Unsere zweite Radtour beginnt einen Hauch professioneller: haben festgestellt, dass die Hüllen unserer geilen Campingstühle (sie sind definitiv die geilsten, weil sie am teuersten waren) ganz exzellent mit ihrem Klettverschluss am Fahrradrahmen zu befestigen sind und wunderbar Wasserflasche und Handtuch beherbergen können. Elle behauptet, sie sind exakt dafür gedacht, Dirk ist nach wie vor stolz, dass er das ohne Anleitung entdeckt hat.
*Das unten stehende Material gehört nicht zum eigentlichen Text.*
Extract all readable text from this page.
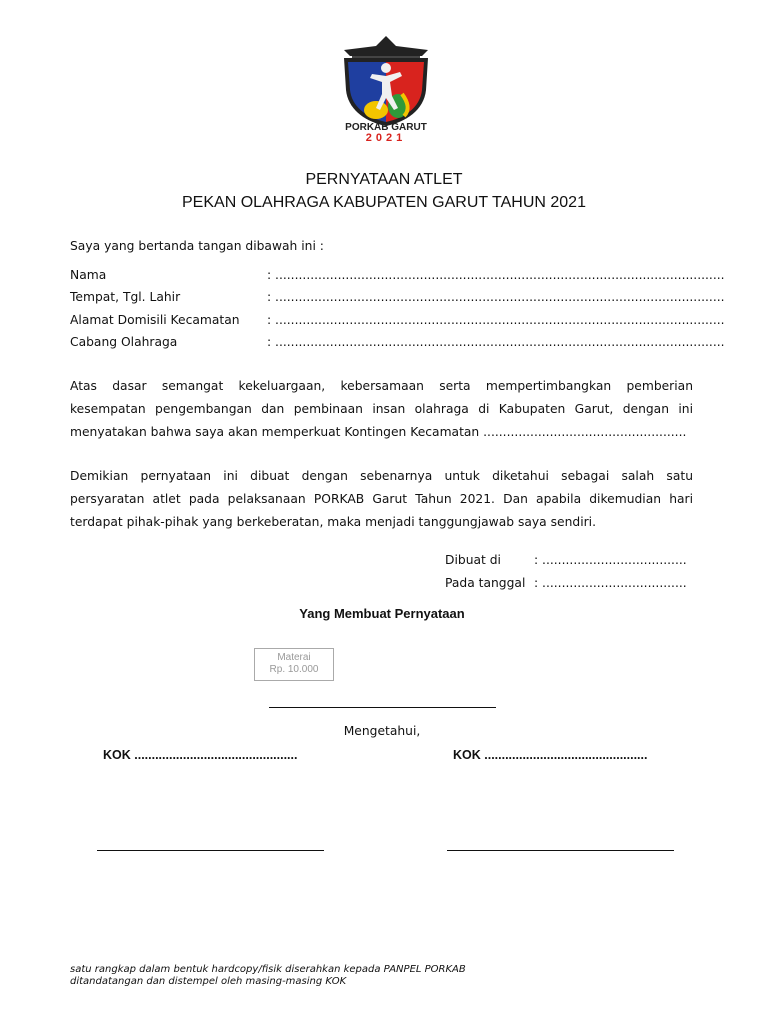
PORKAB GARUT
2021
PERNYATAAN ATLET
PEKAN OLAHRAGA KABUPATEN GARUT TAHUN 2021
Saya yang bertanda tangan dibawah ini :
Nama	: ...................................................................................................................
Tempat, Tgl. Lahir	: ...................................................................................................................
Alamat Domisili Kecamatan : ...................................................................................................................
Cabang Olahraga	: ...................................................................................................................
Atas dasar semangat kekeluargaan, kebersamaan serta mempertimbangkan pemberian
kesempatan pengembangan dan pembinaan insan olahraga di Kabupaten Garut, dengan ini
menyatakan bahwa saya akan memperkuat Kontingen Kecamatan ....................................................
Demikian pernyataan ini dibuat dengan sebenarnya untuk diketahui sebagai salah satu
persyaratan atlet pada pelaksanaan PORKAB Garut Tahun 2021. Dan apabila dikemudian hari
terdapat pihak-pihak yang berkeberatan, maka menjadi tanggungjawab saya sendiri.
Dibuat di	: .....................................
Pada tanggal : .....................................
Yang Membuat Pernyataan
Materai
Rp. 10.000
Mengetahui,
KOK ...............................................	KOK ...............................................
satu rangkap dalam bentuk hardcopy/fisik diserahkan kepada PANPEL PORKAB
ditandatangan dan distempel oleh masing-masing KOK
Unsere Freischnauze-nach-Gefühl-und-Sonnenstand geführte Route führt uns bald zu einem kulinarischen Highlight: eine Kirschstraße, eine schier endlose Allee mit voll tragenden Knupperkirschbäumen! Reich von der Natur beschenkt (ein Hoch auf die Pflanzer) setzen wir mit gefüllten Bäuchen unseren hügeligen Kreuz- und Querkurs fort.
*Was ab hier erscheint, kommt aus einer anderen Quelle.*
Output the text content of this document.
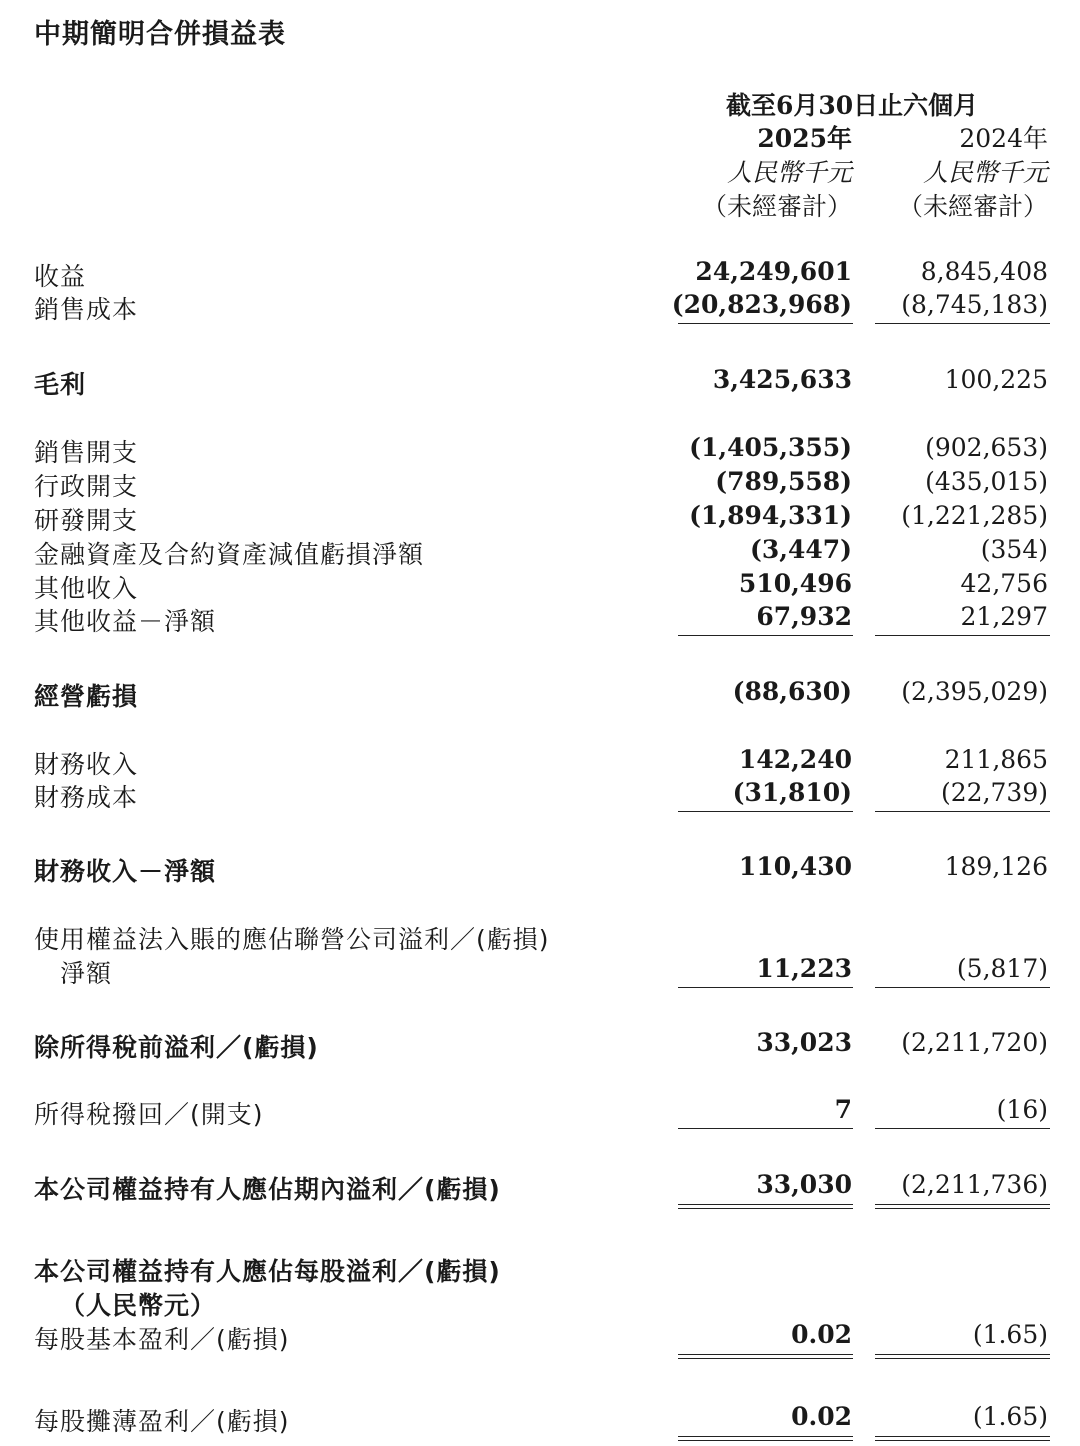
中期簡明合併損益表
截至6月30日止六個月
2025年	2024年
人民幣千元	人民幣千元
（未經審計） （未經審計）
收益	24,249,601	8,845,408
銷售成本	(20,823,968) (8,745,183)
毛利	3,425,633	100,225
銷售開支	(1,405,355)	(902,653)
行政開支	(789,558)	(435,015)
研發開支	(1,894,331) (1,221,285)
金融資產及合約資產減值虧損淨額	(3,447)	(354)
其他收入	510,496	42,756
其他收益－淨額	67,932	21,297
經營虧損	(88,630) (2,395,029)
財務收入	142,240	211,865
財務成本	(31,810)	(22,739)
財務收入－淨額	110,430	189,126
使用權益法入賬的應佔聯營公司溢利／(虧損)
淨額	11,223	(5,817)
除所得稅前溢利／(虧損)	33,023 (2,211,720)
所得稅撥回／(開支)	7	(16)
本公司權益持有人應佔期內溢利／(虧損)	33,030 (2,211,736)
本公司權益持有人應佔每股溢利／(虧損)
（人民幣元）
每股基本盈利／(虧損)	0.02	(1.65)
每股攤薄盈利／(虧損)	0.02	(1.65)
Und gerade als es mal wieder ein wenig zu lange aufwärts geht und wir verschwitzt in das nächste menschenleere Örtchen einrollen, taucht rechter Hand ein See auf, mit einladendem Steg, sympathisch ohne "Privat"-Schild, dafür mit kleinem Bänkchen. Libellen parken auf den Brettern, Seerosen dümpeln träge in der Sonne und lassen ihre Blätter schaukeln, das Schilf zappelt leise im Wind. Mitten im Idyll, ganz aus Versehen.
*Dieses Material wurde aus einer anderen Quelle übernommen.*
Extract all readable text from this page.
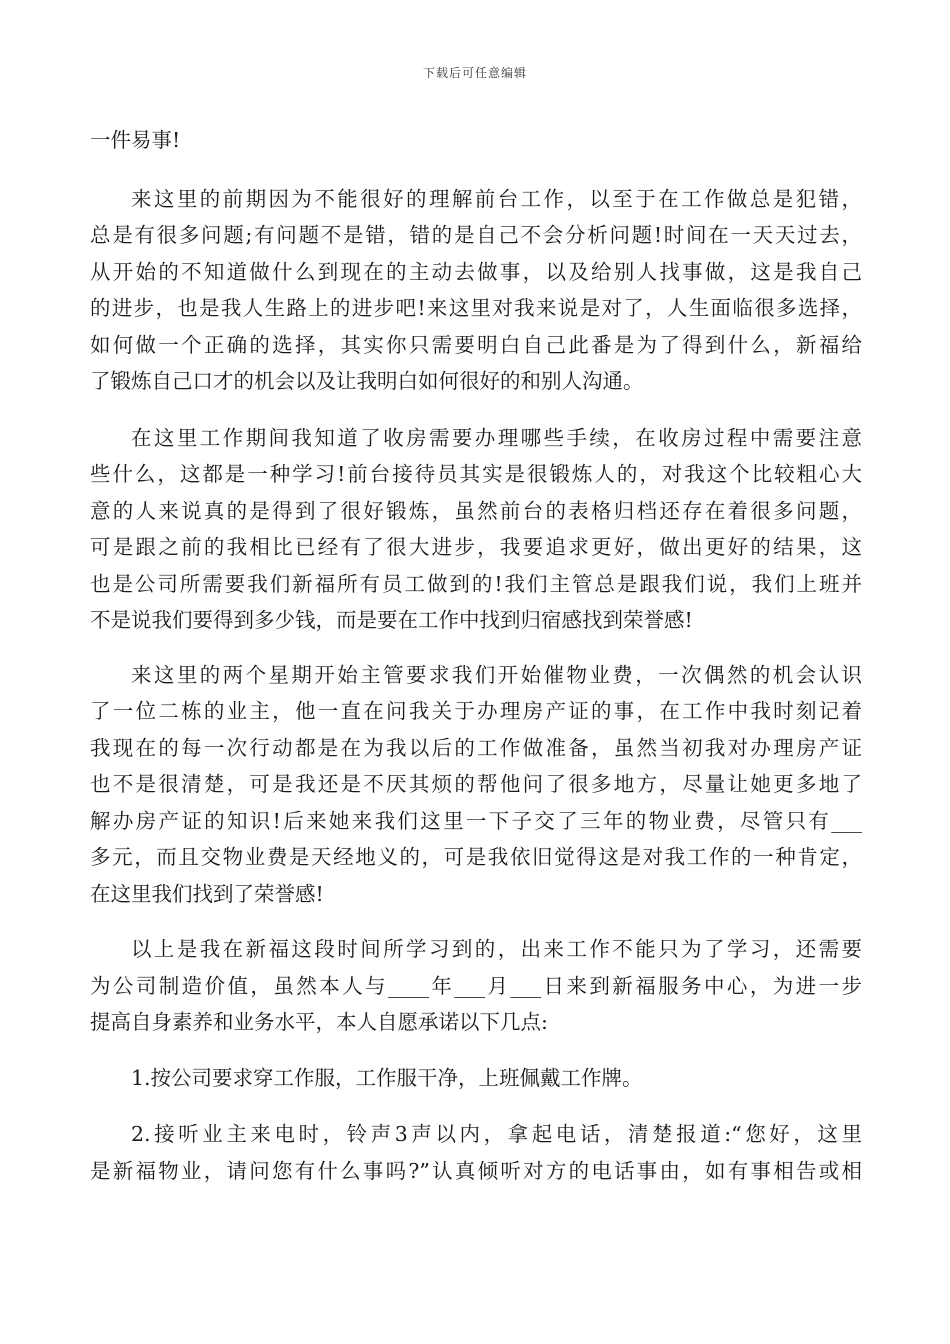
下载后可任意编辑
一件易事!
来这里的前期因为不能很好的理解前台工作，以至于在工作做总是犯错，
总是有很多问题;有问题不是错，错的是自己不会分析问题!时间在一天天过去，
从开始的不知道做什么到现在的主动去做事，以及给别人找事做，这是我自己
的进步，也是我人生路上的进步吧!来这里对我来说是对了，人生面临很多选择，
如何做一个正确的选择，其实你只需要明白自己此番是为了得到什么，新福给
了锻炼自己口才的机会以及让我明白如何很好的和别人沟通。
在这里工作期间我知道了收房需要办理哪些手续，在收房过程中需要注意
些什么，这都是一种学习!前台接待员其实是很锻炼人的，对我这个比较粗心大
意的人来说真的是得到了很好锻炼，虽然前台的表格归档还存在着很多问题，
可是跟之前的我相比已经有了很大进步，我要追求更好，做出更好的结果，这
也是公司所需要我们新福所有员工做到的!我们主管总是跟我们说，我们上班并
不是说我们要得到多少钱，而是要在工作中找到归宿感找到荣誉感!
来这里的两个星期开始主管要求我们开始催物业费，一次偶然的机会认识
了一位二栋的业主，他一直在问我关于办理房产证的事，在工作中我时刻记着
我现在的每一次行动都是在为我以后的工作做准备，虽然当初我对办理房产证
也不是很清楚，可是我还是不厌其烦的帮他问了很多地方，尽量让她更多地了
解办房产证的知识!后来她来我们这里一下子交了三年的物业费，尽管只有___
多元，而且交物业费是天经地义的，可是我依旧觉得这是对我工作的一种肯定，
在这里我们找到了荣誉感!
以上是我在新福这段时间所学习到的，出来工作不能只为了学习，还需要
为公司制造价值，虽然本人与____年___月___日来到新福服务中心，为进一步
提高自身素养和业务水平，本人自愿承诺以下几点:
1.按公司要求穿工作服，工作服干净，上班佩戴工作牌。
2.接听业主来电时，铃声3声以内，拿起电话，清楚报道:“您好，这里
是新福物业，请问您有什么事吗?”认真倾听对方的电话事由，如有事相告或相
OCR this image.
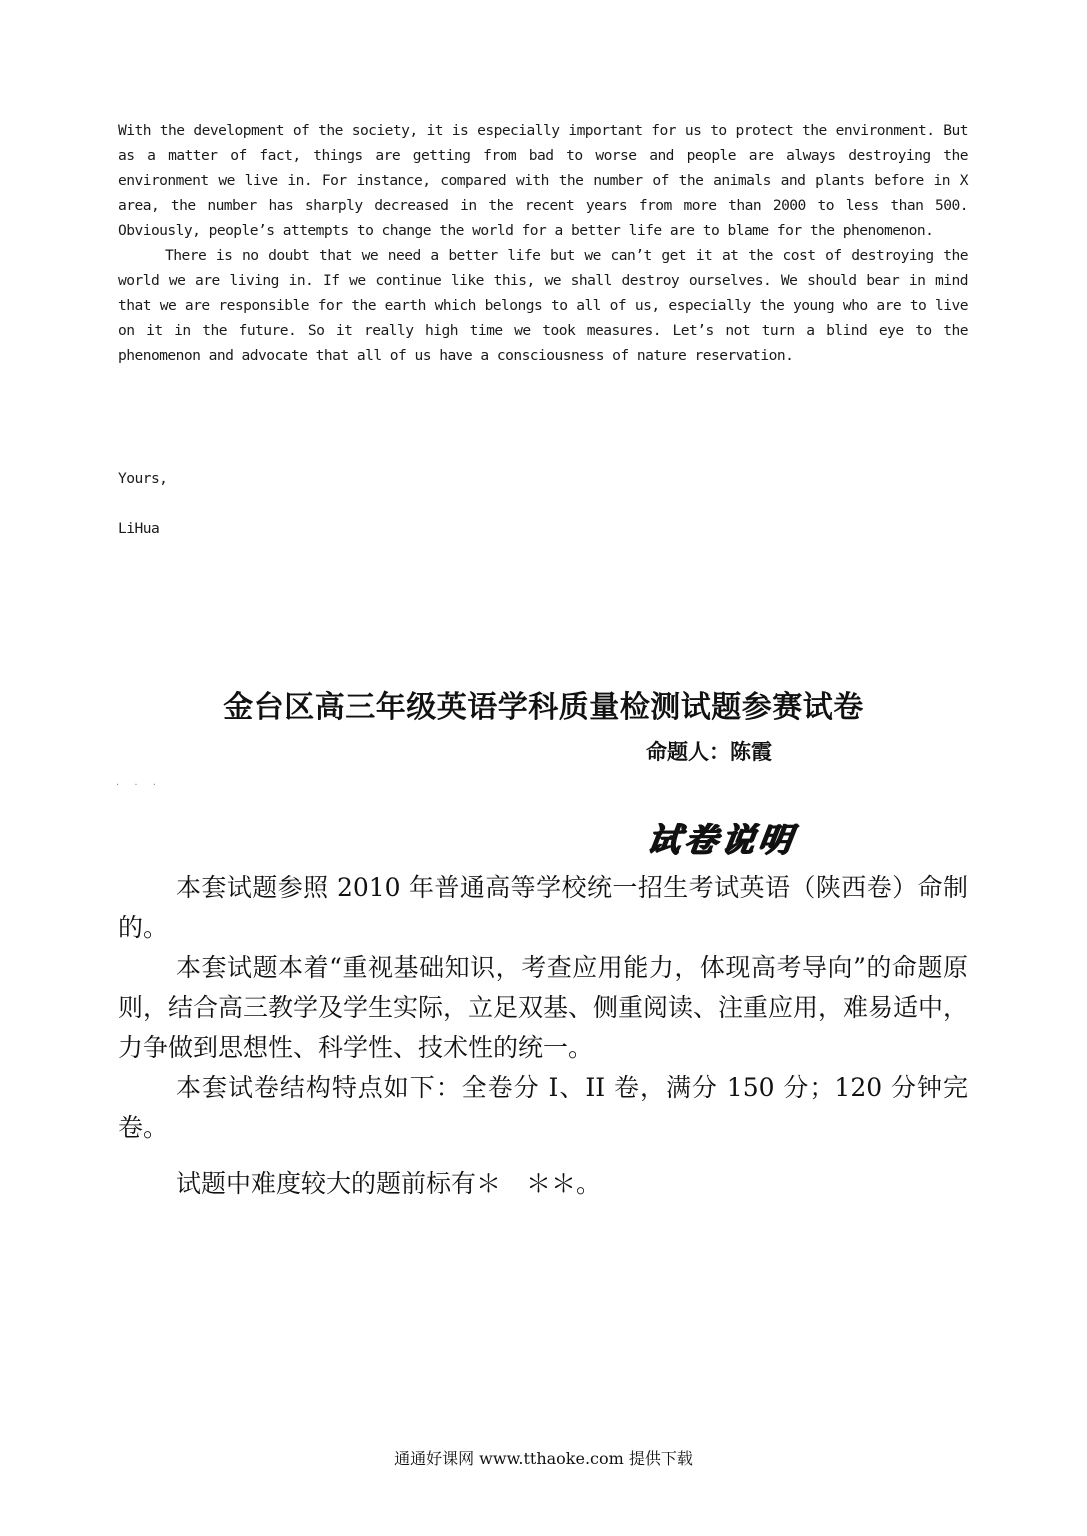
With the development of the society, it is especially important for us to protect the environment. But as a matter of fact, things are getting from bad to worse and people are always destroying the environment we live in. For instance, compared with the number of the animals and plants before in X area, the number has sharply decreased in the recent years from more than 2000 to less than 500. Obviously, people’s attempts to change the world for a better life are to blame for the phenomenon.

There is no doubt that we need a better life but we can’t get it at the cost of destroying the world we are living in. If we continue like this, we shall destroy ourselves. We should bear in mind that we are responsible for the earth which belongs to all of us, especially the young who are to live on it in the future. So it really high time we took measures. Let’s not turn a blind eye to the phenomenon and advocate that all of us have a consciousness of nature reservation.

Yours,
LiHua
金台区高三年级英语学科质量检测试题参赛试卷
命题人：陈霞
· · ·
试卷说明

本套试题参照 2010 年普通高等学校统一招生考试英语（陕西卷）命制的。

本套试题本着“重视基础知识，考查应用能力，体现高考导向”的命题原则，结合高三教学及学生实际，立足双基、侧重阅读、注重应用，难易适中，力争做到思想性、科学性、技术性的统一。

本套试卷结构特点如下：全卷分 I、II 卷，满分 150 分；120 分钟完卷。

试题中难度较大的题前标有＊　＊＊。

通通好课网 www.tthaoke.com 提供下载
Alles sehr hübsch, aber so langsam kriegen wir Hunger und Durst auf was andres als Wasser. Zudem ist heute Abend Fußball. Das sollte sich doch alles wunderbar vereinen lassen. Blauäugig denken wir an Biergartenbesuch mit Großbildleinwand, Bier und Bratwurst.
Endlose Kilometer und drei-vier (nicht zu kleine) Ortschaften weiter ist uns sehr klar, dass diese Idee vielleicht in Bayern funktioniert hätte, nicht aber in der Uckermark. Es ist menschen- und gasthofleer, hie und da spaziert ein Rentner seinen Dackel Gassi. Von ebensolchem erfahren wir auch, dass es im Umkreis von 25 km verlässlich nichts gibt, und schon gar nichts, was jetzt auf hat. Es ist ja auch schon Sonntag 16:00 Uhr. Wir verkneifen uns die Frage, ob denn der Uckermärker selbst zum Fußballschauen in den hauseigenen Keller geht und kapitulieren. Reichlich ermattet und unterzuckert radeln wir zurück zu Rambo und brausen mit ihm nach Prenzlau. Müßig zu erwähnen, dass auch hier gastronomische Leere gähnt, – die einen Kneipen haben zu, die anderen übertragen keinen Fußball und hätte nicht eine Bedienung beiläufig fallenlassen, dass unten am Mittelturm ne Leinwand steht, wären wir weinend zusammengebrochen.
Aber siehe da, keine 3 Minuten weiter stehen wir vor ebenjener Leinwand, davor 2 Plastikzelte, Bier, Bratwurst, Fleischspieß und bei näherem Hinsehen richtig viele Besucher, die in der dunklen Kirche rechts daneben bei perfektem Ton und Bild das Spiel schauen. Das Spiel läuft nur noch 10 Minuten, egal. Es ist alles an Bevölkerung anwesend, was Prenzlau zu bieten hat, wenige Menschen ohne Tattoo und sämtlich heiter grinsend mit einem Plastikbecher Bier in der Hand.
Versöhnt nehmen wir alles zu uns, was der Grill zu bieten hat, kippen ein Bier – gerade noch rechtzeitig, bevor der Schlusspfiff erfolgt und alles in die Autos springt. Auf der Rückfahrt finden wir uns dann auf einmal doch noch unter sehr vielen Menschen, ein wild hupender Autocorso explodiert in der Stadt – wo waren die nur alle den ganzen Tag?